When I touch the touch pad on Node 2 with the XIAO ESP32-C6, I need it to communicate via ESP-NOW with the NODE2/master, which uses a XIAO ESP32-S3. An LED is connected to PA3 on the ATtiny Node 1 and should turn on.
What happened in this is that NODE 2 puts the input and the output was seen in NODE 2 with MASTER communciating. We also need communciation from node 2 to node 1 this is misisng.
Communcaition interface :NODE 2 > ESP-NOW > NODE3/MASTER and Communcaition interface : MASTER > UART > NODE 1.
ESP-NOW : TOUCH + LED AND PHOTOTRANSISTOR + SERVO
NOTE :The communication couldn't be completed. The touch pad was connected to D6 on the XIAO ESP32S3, and it didn't work as D6 didn't have capacitive touch.
The assignment is to complete two way communication using the same interface, which in my case is ESP NOW. This time, I am communicating between NODE 1 and NODE 2 over ESP NOW with MASTER.
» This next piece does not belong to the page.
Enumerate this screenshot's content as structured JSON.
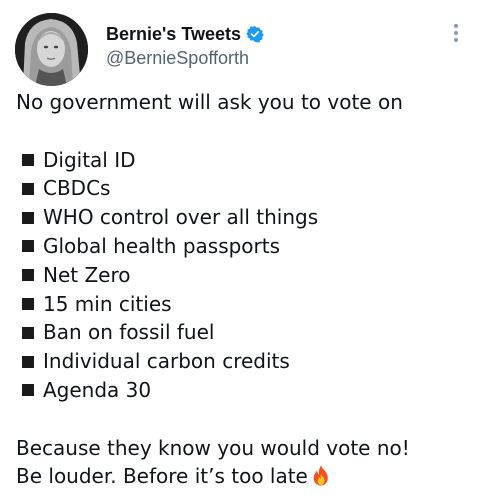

Communication path 1: MASTER > ESP NOW > NODE 2
Communication path 2: MASTER > UART > NODE 1
Arduino IDE with ESP32 board package version 3.3.7.
ESP-NOW communication
MASTER: XIAO ESP32C6 , NODE 1: ATTINY1614 , NODE2: XIAO ESP32S3
NODE 1: ATTINY1614
PA1 : LED-A
* LED_PIN, HIGH); // LED ON
* LED_PIN, LOW); // LED OFF
PA2 : PHOTOTRANSISTOR
* lightValue 0 = dark, 1023 = bright
*(lightValue < 200 ) DARK
*(lightValue < 600) DIM
send to MASTER (ESP32C6) via UART
PB2 : TX , PB3 : RX
NODE2: XIAO ESP32S3
D0 : microServo MG90S
*Standard servos move 0-180.
D6 : TOUCHPAD-N
* Receive ESP-NOW data
* const int TOUCH_THRESHOLD = 20000;
if (touchValue < TOUCH_THRESHOLD) {
Serial.print("Touch Detected! Value: ");
MASTER (ESP32C6):
UART connection to NODE1
D6 : TX
D7 : RX
D9 : LED-N
* TRUE turns LED ON
* FALSE turns LED OFF
CONDITIONS
Master connected to node 1 via UART. MATER to NODE 2 via ESP-NOW
action 1 - WHEN “Touch Detected “ IN TOUCHPAD-N on NODE 2 , LED-A becomes LED_PIN, HIGH on NODE-1.
action 2 - When PA2 : PHOTOTRANSISTOR light value is “DARK” , D0 : microServo MG90S on NODE 2 does 180degree sweep once.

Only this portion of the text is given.